Folkestone Symphony (the public face of the Folkestone and Hythe Orchestral Society) has, with good reason, built up a large and enthusiastic following for its concerts. As expected, the large audience in Holy Trinity Church on Saturday 7 July were rewarded with a standard of performance that enabled the music to be enjoyed without thought that this orchestra is made up from players who are mostly not professional musicians. Folkestone Symphony helps plug a major gap in the availability of live orchestral music in the town.

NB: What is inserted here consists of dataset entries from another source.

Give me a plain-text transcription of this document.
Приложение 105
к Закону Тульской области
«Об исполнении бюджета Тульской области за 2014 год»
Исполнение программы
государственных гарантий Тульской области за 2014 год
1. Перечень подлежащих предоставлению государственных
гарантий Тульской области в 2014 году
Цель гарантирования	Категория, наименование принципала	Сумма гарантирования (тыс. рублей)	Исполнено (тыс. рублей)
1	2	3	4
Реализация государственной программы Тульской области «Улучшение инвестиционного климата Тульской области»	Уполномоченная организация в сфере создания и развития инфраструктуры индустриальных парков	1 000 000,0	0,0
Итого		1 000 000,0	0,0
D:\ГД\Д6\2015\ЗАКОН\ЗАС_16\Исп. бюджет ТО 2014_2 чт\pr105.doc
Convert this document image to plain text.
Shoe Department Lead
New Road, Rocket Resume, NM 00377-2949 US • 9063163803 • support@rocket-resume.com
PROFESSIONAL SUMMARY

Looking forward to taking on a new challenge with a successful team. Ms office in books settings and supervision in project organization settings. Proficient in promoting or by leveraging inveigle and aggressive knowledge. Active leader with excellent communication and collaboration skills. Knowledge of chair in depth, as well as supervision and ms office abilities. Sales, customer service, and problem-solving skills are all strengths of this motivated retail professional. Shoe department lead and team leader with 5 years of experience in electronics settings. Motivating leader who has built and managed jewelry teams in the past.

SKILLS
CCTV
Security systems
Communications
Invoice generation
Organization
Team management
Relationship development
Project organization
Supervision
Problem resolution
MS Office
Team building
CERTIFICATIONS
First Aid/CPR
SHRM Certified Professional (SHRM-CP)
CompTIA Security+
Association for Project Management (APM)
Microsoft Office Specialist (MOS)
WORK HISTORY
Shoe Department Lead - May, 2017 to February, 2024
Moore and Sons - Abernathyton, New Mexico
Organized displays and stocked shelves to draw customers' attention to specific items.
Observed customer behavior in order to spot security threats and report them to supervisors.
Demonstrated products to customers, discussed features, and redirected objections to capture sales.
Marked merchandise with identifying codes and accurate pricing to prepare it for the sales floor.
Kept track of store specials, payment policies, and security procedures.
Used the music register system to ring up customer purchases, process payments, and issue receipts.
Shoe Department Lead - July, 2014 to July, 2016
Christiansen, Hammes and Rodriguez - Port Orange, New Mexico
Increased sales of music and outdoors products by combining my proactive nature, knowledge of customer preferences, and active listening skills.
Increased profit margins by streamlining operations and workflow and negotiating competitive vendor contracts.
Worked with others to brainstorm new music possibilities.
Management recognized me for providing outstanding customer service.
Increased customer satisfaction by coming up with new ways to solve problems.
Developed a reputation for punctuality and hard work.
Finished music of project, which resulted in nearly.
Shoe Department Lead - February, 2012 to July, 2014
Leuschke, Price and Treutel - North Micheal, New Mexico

The concert took the traditional form of overture, concerto and, after the interval, symphony. For this reviewer the Symphony in D by César Franck was the highlight. A relative rarity in the concert hall these days, its unusual three-movement structure contains a wealth of memorable tunes, magical moments and drama. The orchestra played with great style and were alert to the conductor’s flexible approach to pace and phrasing. The start of the first movement was highly atmospheric, and the end of the second was so good that the audience held its breath. The woodwind in particular were admirable, as they were throughout the concert, with consistently good tuning and unanimity in chording. The big tunes of the third movement came across well and the triumphal ending made a substantial and thrilling impact. To quibble, the ghostly string writing of the second movement, which forms a background to tunes elsewhere in the orchestra and is mostly marked pianissimo or quieter, was too loud and grabbed unwonted attention. And why use trumpets when the score specifies cornets (two, in addition to two trumpets), which make a rather different and more authentic sound.
The concerto (Dvorak’s for Cello in B minor) was securely played by Julie Peat, with sweetness and passion, and alertly accompanied by Rupert Bond and the orchestra. Cello concertos are always hard to balance, and at times the soloist had to work hard to project through the denser orchestral textures. However, the second movement contained passages that were truly beautiful, especially towards the end, with excellent wind tuning, balance and phrasing. The audience gave an appropriate warm response.
Though still enjoyable, Wagner’s Meistersingers overture at the start of the concert was a tough test of players who had not fully warmed up. In particular, the exposed unison violin passage at about bar 28 was untidy and the balance between the multiple themes at Figure E less than ideal. Here Wagner gives a repetition of the opening theme to the double basses and tuba, and clearly intends it to be heard because all the other parts are marked to be played quieter; a few more bass players would have helped.
Overall this was a very enjoyable concert. Over the past few years Folkestone Symphony has made huge advances and is now delivering concerts of which they and the town can be proud.